Une biographie tout en sensibilité et en délicatesse d’une presque centenaire entre deux siècles : Julia Daudet (1844-1940). Christophe Grandemange a eu la bonne idée de faire sortir Julia Daudet de l’ombre d’Alphonse, le conteur célèbre des Lettres de mon moulin. C’est à La Gare des Mots, dans une biographie publiée au début de l’année 2023, que l’auteur, passionné par ce genre, nous invite à redécouvrir la personnalité et la carrière de cette femme de lettres.
Mariée à l’âge de 22 ans à Alphonse Daudet le 29 janvier 1867, Julia Allard fut à la fois une épouse, une mère, une collaboratrice et une écrivaine accomplie. On oublie pourtant qu’elle a survécu plus de 40 ans à Alphonse en jouant un rôle de premier plan dans les lettres françaises.
Une famille d’artistes
Christophe Grandemange commence par nous rappeler les origines bourgeoises mais aussi artistes de la famille Allard. Venant de Touraine, les ancêtres de Julia s’installent à Paris et son grand-père, Jacques Navoit, qui fut maire de Vigneux, possède un château dont l’enfant devenue adulte gardera la nostalgie. Vivant dans un milieu aisé, la jeune femme participe aux réceptions données par ses parents qui côtoient Leconte de Lisle, Marceline Desbordes-Valmore et des poètes parnassiens tels Sully-Prudhomme et François Coppée. Ses parents, Léonide et Jules, ont écrit à quatre mains un recueil de poésies intitulé Les Marges de la vie. De son côté, la jeune Julia publie des poèmes dans la revue L’Art sous le pseudonyme de Marguerite Tournay, le nom de jeune fille de sa grand-mère.

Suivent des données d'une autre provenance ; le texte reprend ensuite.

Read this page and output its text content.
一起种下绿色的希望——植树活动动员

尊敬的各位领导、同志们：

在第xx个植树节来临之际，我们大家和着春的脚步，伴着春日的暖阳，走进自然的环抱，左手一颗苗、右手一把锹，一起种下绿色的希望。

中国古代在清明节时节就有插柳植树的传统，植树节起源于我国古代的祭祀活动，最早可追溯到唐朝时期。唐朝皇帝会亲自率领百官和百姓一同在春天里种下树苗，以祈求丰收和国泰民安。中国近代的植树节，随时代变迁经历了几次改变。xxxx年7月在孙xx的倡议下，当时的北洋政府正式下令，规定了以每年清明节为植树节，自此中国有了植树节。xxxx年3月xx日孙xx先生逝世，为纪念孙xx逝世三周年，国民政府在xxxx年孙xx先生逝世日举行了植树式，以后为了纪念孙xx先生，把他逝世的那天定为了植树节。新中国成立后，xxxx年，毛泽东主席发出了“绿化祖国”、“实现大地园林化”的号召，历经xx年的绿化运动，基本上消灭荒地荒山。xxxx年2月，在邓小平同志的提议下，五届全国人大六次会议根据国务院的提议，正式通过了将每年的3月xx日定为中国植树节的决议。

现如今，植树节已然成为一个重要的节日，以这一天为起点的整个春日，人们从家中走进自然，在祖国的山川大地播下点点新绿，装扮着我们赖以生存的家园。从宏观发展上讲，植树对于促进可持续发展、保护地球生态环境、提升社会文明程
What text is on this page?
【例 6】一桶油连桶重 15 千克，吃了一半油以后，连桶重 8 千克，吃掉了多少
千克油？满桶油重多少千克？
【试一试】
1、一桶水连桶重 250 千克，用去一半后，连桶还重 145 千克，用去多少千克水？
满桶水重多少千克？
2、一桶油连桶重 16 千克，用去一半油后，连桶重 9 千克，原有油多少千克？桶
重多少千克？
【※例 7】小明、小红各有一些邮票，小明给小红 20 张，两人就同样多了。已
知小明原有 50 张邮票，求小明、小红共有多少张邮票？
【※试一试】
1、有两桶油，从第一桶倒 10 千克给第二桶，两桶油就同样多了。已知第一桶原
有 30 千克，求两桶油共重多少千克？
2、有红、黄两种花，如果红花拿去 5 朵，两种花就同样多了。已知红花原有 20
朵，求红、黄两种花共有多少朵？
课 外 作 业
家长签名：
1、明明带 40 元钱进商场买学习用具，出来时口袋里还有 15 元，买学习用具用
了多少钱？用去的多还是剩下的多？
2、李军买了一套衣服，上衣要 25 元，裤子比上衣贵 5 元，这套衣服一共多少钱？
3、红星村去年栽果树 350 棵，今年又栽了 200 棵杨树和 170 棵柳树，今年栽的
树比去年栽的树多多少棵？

Julia et Alphonse ou la rencontre de la bourgeoisie et de la bohème
Le coup de foudre entre Julia et Alphonse eut lieu lors d’une représentation en décembre 1865 de la pièce Henriette Maréchal des frères Goncourt. Les deux jeunes gens se rencontrent ensuite à Ville-d’Avray l’année suivante par l’intermédiaire d’Ernest Daudet, frère d’Alphonse et voisin d’un des parents des Allard. Après son mariage, Alphonse Daudet fait découvrir à sa jeune épouse sa famille provençale : les Ambroy, les Félibres, Théodore Aubanel et Joseph Roumanille ainsi que les lieux qui lui tiennent à cœur : Fontvieille et le château de Montauban. De son côté, Julia, très attachée à la région de Vigneux qu’elle a quittée à regret, incitera Alphonse à acquérir la maison de Champrosay, située tout près de là. Ce sera chose faite en 1887.
Une fidèle collaboratrice
Mère de Léon, de Lucien et enfin d’Edmée, Julia Daudet est non seulement une maîtresse de maison modèle mais elle collabore avec son mari, tout en écrivant pour elle-même. Les deux époux prennent en charge la critique littéraire du Journal 0fficiel de 1874 à 1880. Cependant, il est à noter que Julia utilise un pseudonyme Karl Steen et que par la suite elle signera toujours du nom de Madame Alphonse Daudet. La collaboration avec Alphonse a commencé par des interventions ponctuelles dans les Lettres de mon moulin (1868-1869) puis elle s’est systématisée à partir de 1871 dans des recueils comme Les Lettres à un absent, les Contes du lundi et Robert Helmont. Concernant les romans, son rôle devient particulièrement important ainsi qu’en témoigne le manuscrit du Nabab. Bref, l’épouse studieuse a parfois du mal avec les incartades d’Alphonse et son côté bohème. Cependant, l’auteur du Petit Chose saura toujours reconnaitre la valeur de Julia et il en témoignera publiquement. On sent toute la bienveillance du biographe envers cette femme qui souffre mais qui reste digne dans l’épreuve.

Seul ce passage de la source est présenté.